As eighteen-year-olds from towns across Tennessee – Rockwood, Sparta, Nashville, Byrdstown, Jasper, Lawrenceburg – we came to Tennessee Technology University in 1965.  Seven coeds, two from one town.            

We lived on the top floor of Unit A dormitory.  Shared a hallway community bathroom, pink sponge hair rollers, poor boy sweaters, math homework, dictionaries, stories of the worst dates ever, and we swooned over Richard Burton’s pictures. 

            We practiced writing each other’s signatures, in case someone might be late returning to the dorm before it was locked each night: weeknight at 10:00 p.m., weekends at midnight. The sign-out and sign-in sheet was near the dorm front door, but one of us could distract the graduate student office worker while another signed the sheet. 

            We heated tomato soup in two-piece electric popcorn poppers – the only cooking appliances allowed.  But the bottom heating element heated a melted cheese sandwich when it was wrapped tightly in aluminumfoil.

We donned two-piece bathing suits, rubbed baby oil on our bodies, climbed out a dormer window, lay bedsheets on shingle roofing, and sunbathed.

            Typical dorm dress was baby doll pajamas.  Pajamas that could be hidden under knee length monogrammed London Fog rain coats, or knock-off London Fogs, and were acceptable attire to walk around the corner to the Midway Restaurant to get meat-and-three takeout suppers. This attire was also acceptable for an 8:00 Saturday morning class. 

            One of us dropped out of school to return home after her father’s death.  Two married while still students and lived across campus in married student housing; they brought home-baked cookies and cinnamon toast and stories of married life to the other four of us who lived in the dorm, two-by-two roommates. 

            We graduated. We hugged and promised to keep in touch. To write letters. To call, although phone calls were expensive and charged by the minute.  Within a few years, we’d all married, some living a short drive from each other, some in other countries.

            But we kept our promise.  We called to share news of jobs and babies and new homes.  For a time, we wrote a chain letter.

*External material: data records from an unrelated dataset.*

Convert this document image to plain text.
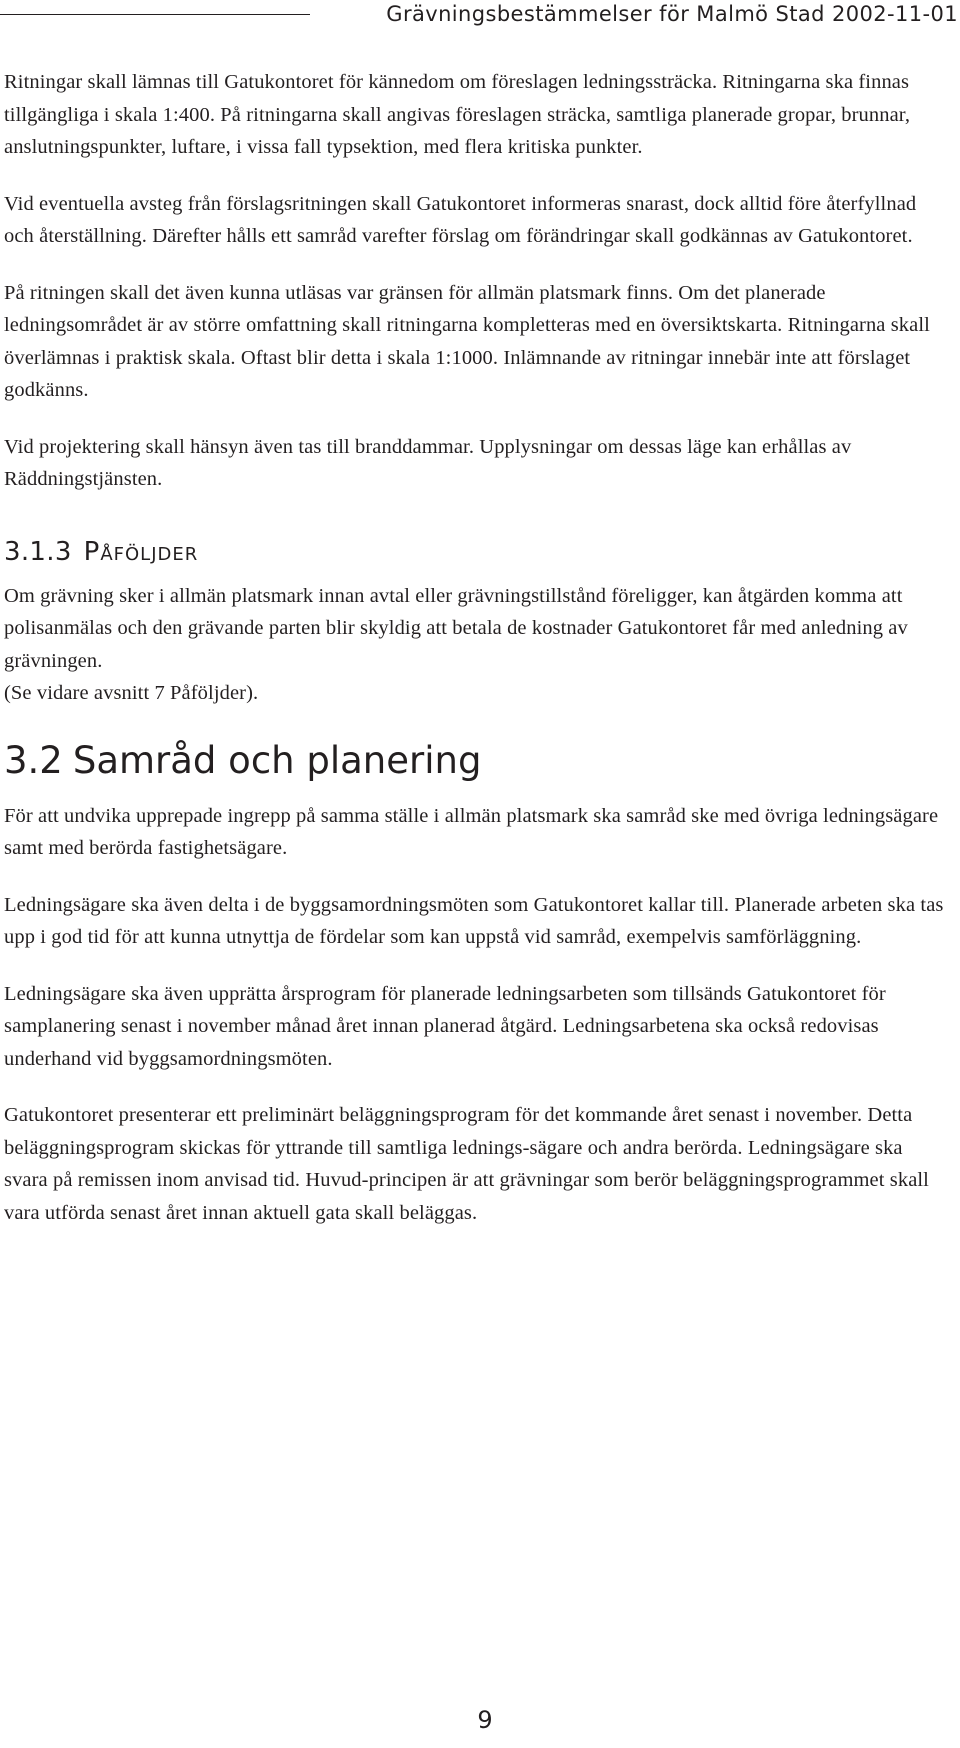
Grävningsbestämmelser för Malmö Stad 2002-11-01

Ritningar skall lämnas till Gatukontoret för kännedom om föreslagen ledningssträcka. Ritningarna ska finnas tillgängliga i skala 1:400. På ritningarna skall angivas föreslagen sträcka, samtliga planerade gropar, brunnar, anslutningspunkter, luftare, i vissa fall typsektion, med flera kritiska punkter.

Vid eventuella avsteg från förslagsritningen skall Gatukontoret informeras snarast, dock alltid före återfyllnad och återställning. Därefter hålls ett samråd varefter förslag om förändringar skall godkännas av Gatukontoret.

På ritningen skall det även kunna utläsas var gränsen för allmän platsmark finns. Om det planerade ledningsområdet är av större omfattning skall ritningarna kompletteras med en översiktskarta. Ritningarna skall överlämnas i praktisk skala. Oftast blir detta i skala 1:1000. Inlämnande av ritningar innebär inte att förslaget godkänns.

Vid projektering skall hänsyn även tas till branddammar. Upplysningar om dessas läge kan erhållas av Räddningstjänsten.

3.1.3 Påföljder

Om grävning sker i allmän platsmark innan avtal eller grävningstillstånd föreligger, kan åtgärden komma att polisanmälas och den grävande parten blir skyldig att betala de kostnader Gatukontoret får med anledning av grävningen.

(Se vidare avsnitt 7 Påföljder).

3.2 Samråd och planering

För att undvika upprepade ingrepp på samma ställe i allmän platsmark ska samråd ske med övriga ledningsägare samt med berörda fastighetsägare.

Ledningsägare ska även delta i de byggsamordningsmöten som Gatukontoret kallar till. Planerade arbeten ska tas upp i god tid för att kunna utnyttja de fördelar som kan uppstå vid samråd, exempelvis samförläggning.

Ledningsägare ska även upprätta årsprogram för planerade ledningsarbeten som tillsänds Gatukontoret för samplanering senast i november månad året innan planerad åtgärd. Ledningsarbetena ska också redovisas underhand vid byggsamordningsmöten.

Gatukontoret presenterar ett preliminärt beläggningsprogram för det kommande året senast i november. Detta beläggningsprogram skickas för yttrande till samtliga lednings-sägare och andra berörda. Ledningsägare ska svara på remissen inom anvisad tid. Huvud-principen är att grävningar som berör beläggningsprogrammet skall vara utförda senast året innan aktuell gata skall beläggas.

9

When I received the seven-page letter, I read everyone else’s page, took out the page I’d written previously, wrote a new page, and mailed it to the friend who was to receive it next. 

            We wanted to celebrate our 40th birthdays together and five of us did.  To save money, we stayed in one hotel room that had a king bed and a pull-out couch bed and a commode that overflowed in the middle of the night.

            Since then, we’ve gathered most every year, usually all seven of us. One has told her children, “When I’m old and lose my mind, put me in a nursing home with my friends.  I’ll think I’m in the dorm and I’ll be happy.” 

            Last week five of us Sisterfriends spent three nights together here in Cookeville, and we toured the Tennessee Tech campus.  Memories flooded – fodder for another column.